There hasn’t been much interesting in the press on Mitt Romney. His book tour is over and political watchers know Romney bought up most of his books, giving a multitude of books away for free. The past few weeks’ articles also ran regarding Romney attempt to duck out of his ties to the health care issues. Mitt’s attempts are weak at best; most people are not buying Romney’s excuse.
This weekend is a big weekend for Mitt in Utah as he tries to save Bob Bennett’s senate seat. I noted the You-tube which was in a blog on this site of Bob Bennett endorsement of Romney in 2008 has been removed from You-Tube. Was it Bennett’s statement about the democrats he was close in Washington to felt Romney was the best man to win against Hillary, or something else on the tape troubling to Mitt Inc.?
An interesting article by Scot Lehigh had an intriguing statement on Romney’s failed 2008 GOP presidential race which ‘blamed’ advisers close to Mitt. Romney is no longer listening to ‘those’ advisers. This is different than the ‘Game Change” authors, which stated Romney needed endless data from his advisers on issues and Romney could not make even simple decisions with out asking for more data, to his advisers dismay. Mitt must not be listening to himself since he was the decision maker in his 2008 campaign. Is Romney taking advice from someone else regarding his campaign this time around, Karl Rove perhaps?
“Game Change” authors on "totally indecisive Romney"
Portions from Scot Lehigh’s article below:
“It's hardly news that Mitt Romney wants to run for president again.

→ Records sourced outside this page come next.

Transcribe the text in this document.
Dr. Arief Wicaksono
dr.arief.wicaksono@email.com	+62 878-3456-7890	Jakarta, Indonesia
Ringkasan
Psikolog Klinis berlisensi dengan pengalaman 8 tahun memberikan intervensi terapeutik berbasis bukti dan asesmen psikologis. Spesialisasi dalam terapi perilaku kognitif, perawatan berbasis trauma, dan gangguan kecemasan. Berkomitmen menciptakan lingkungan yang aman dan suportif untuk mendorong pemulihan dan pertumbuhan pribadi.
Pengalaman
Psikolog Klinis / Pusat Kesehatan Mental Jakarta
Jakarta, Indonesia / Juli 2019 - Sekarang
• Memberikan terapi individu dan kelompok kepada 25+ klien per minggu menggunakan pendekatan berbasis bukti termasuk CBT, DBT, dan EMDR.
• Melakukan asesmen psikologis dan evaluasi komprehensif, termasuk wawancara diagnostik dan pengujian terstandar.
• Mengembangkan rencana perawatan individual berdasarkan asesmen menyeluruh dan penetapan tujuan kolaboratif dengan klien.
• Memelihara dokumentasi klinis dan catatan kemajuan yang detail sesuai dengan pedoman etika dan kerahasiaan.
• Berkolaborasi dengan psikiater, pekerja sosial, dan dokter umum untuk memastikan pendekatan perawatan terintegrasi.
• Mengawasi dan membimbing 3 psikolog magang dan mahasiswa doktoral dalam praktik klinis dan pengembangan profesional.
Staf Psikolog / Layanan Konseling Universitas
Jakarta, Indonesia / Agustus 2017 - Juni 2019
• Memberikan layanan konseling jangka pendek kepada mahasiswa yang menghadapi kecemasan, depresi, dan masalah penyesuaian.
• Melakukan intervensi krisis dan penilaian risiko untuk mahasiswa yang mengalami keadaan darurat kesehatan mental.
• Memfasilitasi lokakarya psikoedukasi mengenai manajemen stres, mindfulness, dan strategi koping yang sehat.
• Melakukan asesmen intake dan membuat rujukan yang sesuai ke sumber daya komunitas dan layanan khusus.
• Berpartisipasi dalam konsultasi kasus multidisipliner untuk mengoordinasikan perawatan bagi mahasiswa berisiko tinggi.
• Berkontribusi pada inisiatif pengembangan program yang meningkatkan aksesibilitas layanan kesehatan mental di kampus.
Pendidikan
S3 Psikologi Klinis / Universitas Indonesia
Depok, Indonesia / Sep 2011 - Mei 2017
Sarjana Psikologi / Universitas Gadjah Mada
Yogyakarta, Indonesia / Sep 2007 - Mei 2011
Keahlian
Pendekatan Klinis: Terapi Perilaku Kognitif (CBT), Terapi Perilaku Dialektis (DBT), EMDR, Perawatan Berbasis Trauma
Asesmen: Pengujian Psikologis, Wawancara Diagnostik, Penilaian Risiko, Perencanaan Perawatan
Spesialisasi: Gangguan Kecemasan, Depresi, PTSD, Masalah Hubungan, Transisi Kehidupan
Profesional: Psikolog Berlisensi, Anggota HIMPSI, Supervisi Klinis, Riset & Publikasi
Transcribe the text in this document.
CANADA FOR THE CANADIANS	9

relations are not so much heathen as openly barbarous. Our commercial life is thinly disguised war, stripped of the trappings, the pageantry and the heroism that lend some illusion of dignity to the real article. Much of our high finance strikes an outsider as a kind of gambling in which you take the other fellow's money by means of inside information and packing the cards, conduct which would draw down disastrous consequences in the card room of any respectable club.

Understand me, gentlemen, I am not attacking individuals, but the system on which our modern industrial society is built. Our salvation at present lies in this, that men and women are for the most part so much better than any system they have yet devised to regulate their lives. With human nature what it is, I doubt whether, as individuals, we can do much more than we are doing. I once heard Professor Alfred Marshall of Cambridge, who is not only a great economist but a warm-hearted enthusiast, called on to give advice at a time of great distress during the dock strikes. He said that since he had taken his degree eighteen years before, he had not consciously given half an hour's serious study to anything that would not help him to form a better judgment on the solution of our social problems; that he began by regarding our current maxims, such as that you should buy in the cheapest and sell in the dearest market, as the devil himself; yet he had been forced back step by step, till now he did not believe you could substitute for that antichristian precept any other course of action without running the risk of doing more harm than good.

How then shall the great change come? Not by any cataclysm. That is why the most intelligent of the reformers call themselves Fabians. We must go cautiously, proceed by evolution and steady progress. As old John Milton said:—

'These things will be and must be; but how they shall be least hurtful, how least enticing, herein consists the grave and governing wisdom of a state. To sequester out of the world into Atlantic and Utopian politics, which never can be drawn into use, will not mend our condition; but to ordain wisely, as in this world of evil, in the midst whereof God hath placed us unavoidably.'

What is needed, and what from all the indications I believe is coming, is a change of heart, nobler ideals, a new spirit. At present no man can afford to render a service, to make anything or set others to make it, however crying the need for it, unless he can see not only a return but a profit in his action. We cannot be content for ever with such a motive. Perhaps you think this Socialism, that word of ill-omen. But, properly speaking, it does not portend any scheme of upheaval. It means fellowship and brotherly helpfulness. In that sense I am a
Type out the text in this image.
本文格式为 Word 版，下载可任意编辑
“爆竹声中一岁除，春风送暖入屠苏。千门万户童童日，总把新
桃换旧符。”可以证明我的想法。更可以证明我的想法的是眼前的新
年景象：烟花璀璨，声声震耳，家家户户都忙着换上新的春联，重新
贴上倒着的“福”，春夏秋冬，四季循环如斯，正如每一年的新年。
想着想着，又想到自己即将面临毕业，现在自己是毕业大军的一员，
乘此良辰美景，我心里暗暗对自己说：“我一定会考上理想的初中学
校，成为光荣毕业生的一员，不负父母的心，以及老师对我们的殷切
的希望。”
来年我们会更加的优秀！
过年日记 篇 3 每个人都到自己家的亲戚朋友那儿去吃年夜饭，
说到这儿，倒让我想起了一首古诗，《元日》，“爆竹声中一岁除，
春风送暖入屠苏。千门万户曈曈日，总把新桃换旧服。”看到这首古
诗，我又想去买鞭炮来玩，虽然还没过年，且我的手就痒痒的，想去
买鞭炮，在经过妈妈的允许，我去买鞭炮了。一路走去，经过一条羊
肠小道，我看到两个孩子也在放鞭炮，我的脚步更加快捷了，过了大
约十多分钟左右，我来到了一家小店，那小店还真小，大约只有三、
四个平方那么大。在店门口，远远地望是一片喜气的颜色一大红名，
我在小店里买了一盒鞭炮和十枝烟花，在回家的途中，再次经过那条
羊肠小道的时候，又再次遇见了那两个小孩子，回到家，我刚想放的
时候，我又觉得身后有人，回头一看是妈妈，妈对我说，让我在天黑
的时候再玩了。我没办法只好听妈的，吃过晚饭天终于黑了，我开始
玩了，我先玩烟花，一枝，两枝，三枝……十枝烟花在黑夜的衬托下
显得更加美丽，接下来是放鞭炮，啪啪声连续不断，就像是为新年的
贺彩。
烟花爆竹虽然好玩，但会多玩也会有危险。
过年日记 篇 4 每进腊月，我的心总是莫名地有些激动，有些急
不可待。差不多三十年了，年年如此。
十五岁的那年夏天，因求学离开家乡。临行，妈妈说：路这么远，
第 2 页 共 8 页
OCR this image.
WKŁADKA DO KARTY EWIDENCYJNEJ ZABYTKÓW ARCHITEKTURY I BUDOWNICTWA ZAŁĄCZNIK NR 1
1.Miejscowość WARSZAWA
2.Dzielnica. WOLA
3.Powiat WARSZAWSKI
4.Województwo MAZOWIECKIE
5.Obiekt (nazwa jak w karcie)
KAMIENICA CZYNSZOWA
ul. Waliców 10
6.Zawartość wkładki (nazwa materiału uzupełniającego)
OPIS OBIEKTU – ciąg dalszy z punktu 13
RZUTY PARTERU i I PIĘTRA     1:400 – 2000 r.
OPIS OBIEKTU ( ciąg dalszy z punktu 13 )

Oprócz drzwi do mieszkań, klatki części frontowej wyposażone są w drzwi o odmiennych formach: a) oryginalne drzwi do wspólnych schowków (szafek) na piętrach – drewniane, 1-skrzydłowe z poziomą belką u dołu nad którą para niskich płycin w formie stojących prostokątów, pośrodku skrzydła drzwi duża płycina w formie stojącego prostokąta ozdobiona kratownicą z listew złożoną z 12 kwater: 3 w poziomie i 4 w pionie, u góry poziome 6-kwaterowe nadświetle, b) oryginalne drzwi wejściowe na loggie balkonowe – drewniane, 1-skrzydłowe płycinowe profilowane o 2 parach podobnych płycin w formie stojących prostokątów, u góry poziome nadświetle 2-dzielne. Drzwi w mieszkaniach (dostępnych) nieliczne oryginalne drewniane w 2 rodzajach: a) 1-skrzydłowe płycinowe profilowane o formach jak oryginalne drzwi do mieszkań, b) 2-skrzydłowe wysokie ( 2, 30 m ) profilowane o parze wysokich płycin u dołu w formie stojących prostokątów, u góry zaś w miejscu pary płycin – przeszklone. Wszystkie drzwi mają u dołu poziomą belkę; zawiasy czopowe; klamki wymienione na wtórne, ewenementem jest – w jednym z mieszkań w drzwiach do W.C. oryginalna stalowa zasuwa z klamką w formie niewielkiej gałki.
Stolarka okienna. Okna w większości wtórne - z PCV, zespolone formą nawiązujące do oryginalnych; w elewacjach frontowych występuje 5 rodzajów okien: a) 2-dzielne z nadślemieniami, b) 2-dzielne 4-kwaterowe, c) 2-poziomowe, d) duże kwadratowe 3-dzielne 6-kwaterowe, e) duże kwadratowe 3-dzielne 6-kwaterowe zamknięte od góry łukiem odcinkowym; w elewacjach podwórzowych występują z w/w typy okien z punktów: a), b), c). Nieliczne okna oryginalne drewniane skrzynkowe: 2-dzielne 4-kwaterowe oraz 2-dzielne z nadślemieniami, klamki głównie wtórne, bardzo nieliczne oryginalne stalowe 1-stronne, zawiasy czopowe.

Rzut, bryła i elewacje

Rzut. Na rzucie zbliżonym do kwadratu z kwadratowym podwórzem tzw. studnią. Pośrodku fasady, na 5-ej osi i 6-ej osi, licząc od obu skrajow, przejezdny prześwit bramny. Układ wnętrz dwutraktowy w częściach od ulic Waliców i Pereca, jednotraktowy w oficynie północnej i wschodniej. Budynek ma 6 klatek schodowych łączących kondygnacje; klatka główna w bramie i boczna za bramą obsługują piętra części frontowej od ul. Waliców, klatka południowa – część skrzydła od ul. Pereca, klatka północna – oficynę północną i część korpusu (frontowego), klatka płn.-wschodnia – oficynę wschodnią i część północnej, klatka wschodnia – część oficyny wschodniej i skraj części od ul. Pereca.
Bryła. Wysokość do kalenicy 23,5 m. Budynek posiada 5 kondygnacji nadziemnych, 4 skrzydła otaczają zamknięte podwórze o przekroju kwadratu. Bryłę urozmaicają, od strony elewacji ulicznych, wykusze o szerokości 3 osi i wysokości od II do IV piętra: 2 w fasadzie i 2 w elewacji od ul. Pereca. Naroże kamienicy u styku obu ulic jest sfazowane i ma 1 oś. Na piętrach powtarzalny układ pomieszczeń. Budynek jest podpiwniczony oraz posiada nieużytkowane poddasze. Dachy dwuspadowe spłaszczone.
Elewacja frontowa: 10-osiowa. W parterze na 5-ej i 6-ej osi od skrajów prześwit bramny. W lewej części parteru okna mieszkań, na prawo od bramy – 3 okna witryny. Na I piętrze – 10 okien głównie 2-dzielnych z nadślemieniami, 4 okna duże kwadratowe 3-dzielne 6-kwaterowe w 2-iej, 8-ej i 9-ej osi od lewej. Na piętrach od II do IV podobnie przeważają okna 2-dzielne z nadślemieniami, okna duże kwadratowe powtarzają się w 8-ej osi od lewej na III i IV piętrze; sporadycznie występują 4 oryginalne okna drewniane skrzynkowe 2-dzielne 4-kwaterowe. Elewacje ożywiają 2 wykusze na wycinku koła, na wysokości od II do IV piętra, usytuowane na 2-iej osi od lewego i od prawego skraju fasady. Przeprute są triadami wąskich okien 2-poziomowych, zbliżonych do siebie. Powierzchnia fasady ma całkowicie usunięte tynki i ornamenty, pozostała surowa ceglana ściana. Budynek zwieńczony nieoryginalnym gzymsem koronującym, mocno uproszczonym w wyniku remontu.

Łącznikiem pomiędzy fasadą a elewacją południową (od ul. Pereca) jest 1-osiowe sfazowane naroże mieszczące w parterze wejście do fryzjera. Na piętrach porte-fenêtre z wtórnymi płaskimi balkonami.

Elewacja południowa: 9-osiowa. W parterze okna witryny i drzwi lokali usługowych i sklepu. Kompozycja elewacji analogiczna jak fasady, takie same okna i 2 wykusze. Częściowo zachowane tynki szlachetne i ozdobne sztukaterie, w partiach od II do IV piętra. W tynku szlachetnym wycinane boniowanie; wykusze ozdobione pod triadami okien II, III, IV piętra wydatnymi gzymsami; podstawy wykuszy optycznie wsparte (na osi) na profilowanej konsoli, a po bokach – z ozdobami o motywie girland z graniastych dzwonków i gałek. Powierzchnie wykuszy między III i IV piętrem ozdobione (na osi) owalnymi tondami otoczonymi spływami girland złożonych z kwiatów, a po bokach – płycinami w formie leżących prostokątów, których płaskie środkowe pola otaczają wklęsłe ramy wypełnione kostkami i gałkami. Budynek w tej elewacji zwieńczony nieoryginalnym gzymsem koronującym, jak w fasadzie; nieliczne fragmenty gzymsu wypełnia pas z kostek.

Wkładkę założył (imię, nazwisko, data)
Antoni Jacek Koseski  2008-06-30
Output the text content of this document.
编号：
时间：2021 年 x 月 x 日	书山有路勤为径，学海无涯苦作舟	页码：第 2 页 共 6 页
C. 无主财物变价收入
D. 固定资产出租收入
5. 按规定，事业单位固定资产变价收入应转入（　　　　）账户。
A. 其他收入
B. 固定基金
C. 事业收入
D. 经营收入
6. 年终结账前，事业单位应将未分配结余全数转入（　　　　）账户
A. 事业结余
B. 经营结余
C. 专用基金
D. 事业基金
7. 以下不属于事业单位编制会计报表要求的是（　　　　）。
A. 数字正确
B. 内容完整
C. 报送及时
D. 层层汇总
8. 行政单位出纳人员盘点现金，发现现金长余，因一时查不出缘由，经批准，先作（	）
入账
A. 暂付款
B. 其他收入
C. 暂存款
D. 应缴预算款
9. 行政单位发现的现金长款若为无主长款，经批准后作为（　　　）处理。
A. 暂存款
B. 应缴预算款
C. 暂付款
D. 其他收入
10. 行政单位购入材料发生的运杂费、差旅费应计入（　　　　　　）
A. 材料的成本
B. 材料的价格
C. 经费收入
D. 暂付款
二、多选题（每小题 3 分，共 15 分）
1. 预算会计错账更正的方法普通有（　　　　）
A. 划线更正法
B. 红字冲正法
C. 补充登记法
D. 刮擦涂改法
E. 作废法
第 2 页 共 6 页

By the informal Republican rules, the horse longest in harness usually gets to lead the party charge, even if that mount is as unlikely as a 72-year-old John McCain or a 73-year-old Bob Dole.
So there's ample reason for Mitt, who will be 65 in 2012, to be hungry for the hunt.
But how will he run?
When I encountered Kerry Healey, his friend and former lieutenant governor, at the GOP's state convention in Massachusetts a couple weeks back, she had this to report: "I think he's going to be himself."
With Romney, though, the question arises: Which himself?
There's the Newly Minted Mitt of the 1994 Senate race, the fresh first-time candidate who asserted that he'd be better than his rival Ted Kennedy on gay issues and who betrayed a distinct lack of reverence for GOP patron saint Ronald Reagan.
There's Masterly Manager Mitt, the accomplished Winter Olympics impresario who ran as a moderate for governor in 2002. He was followed ever so quickly by the Amazing Morphing Mitt of presidential campaign fame. That Mitt tacked so hard to starboard that he was soon assailing McCain from the right. In one instance of chutzpah, he brazenly declared that he spoke for "the Republican Wing of the Republican Party."
Another source who was at the table in the 2008 campaign echoes Healey's comments.
Romney has concluded he made a mistake by competing to be the conservatives' favorite on the social issues and thinks he would have done better by focusing on jobs and the economy, this source says.
The person blames several (unnamed) political advisers for pushing Romney along that poorly considered course. Those advisers, he says, no longer have the Mittster's ear.
In search of what the newest Romney might be like, I read his book, "No Apology: The Case for American Greatness." Several Romney admirers had told me it was quite good, and some parts of it are. Unfortunately, other sections are both silly and contrived.”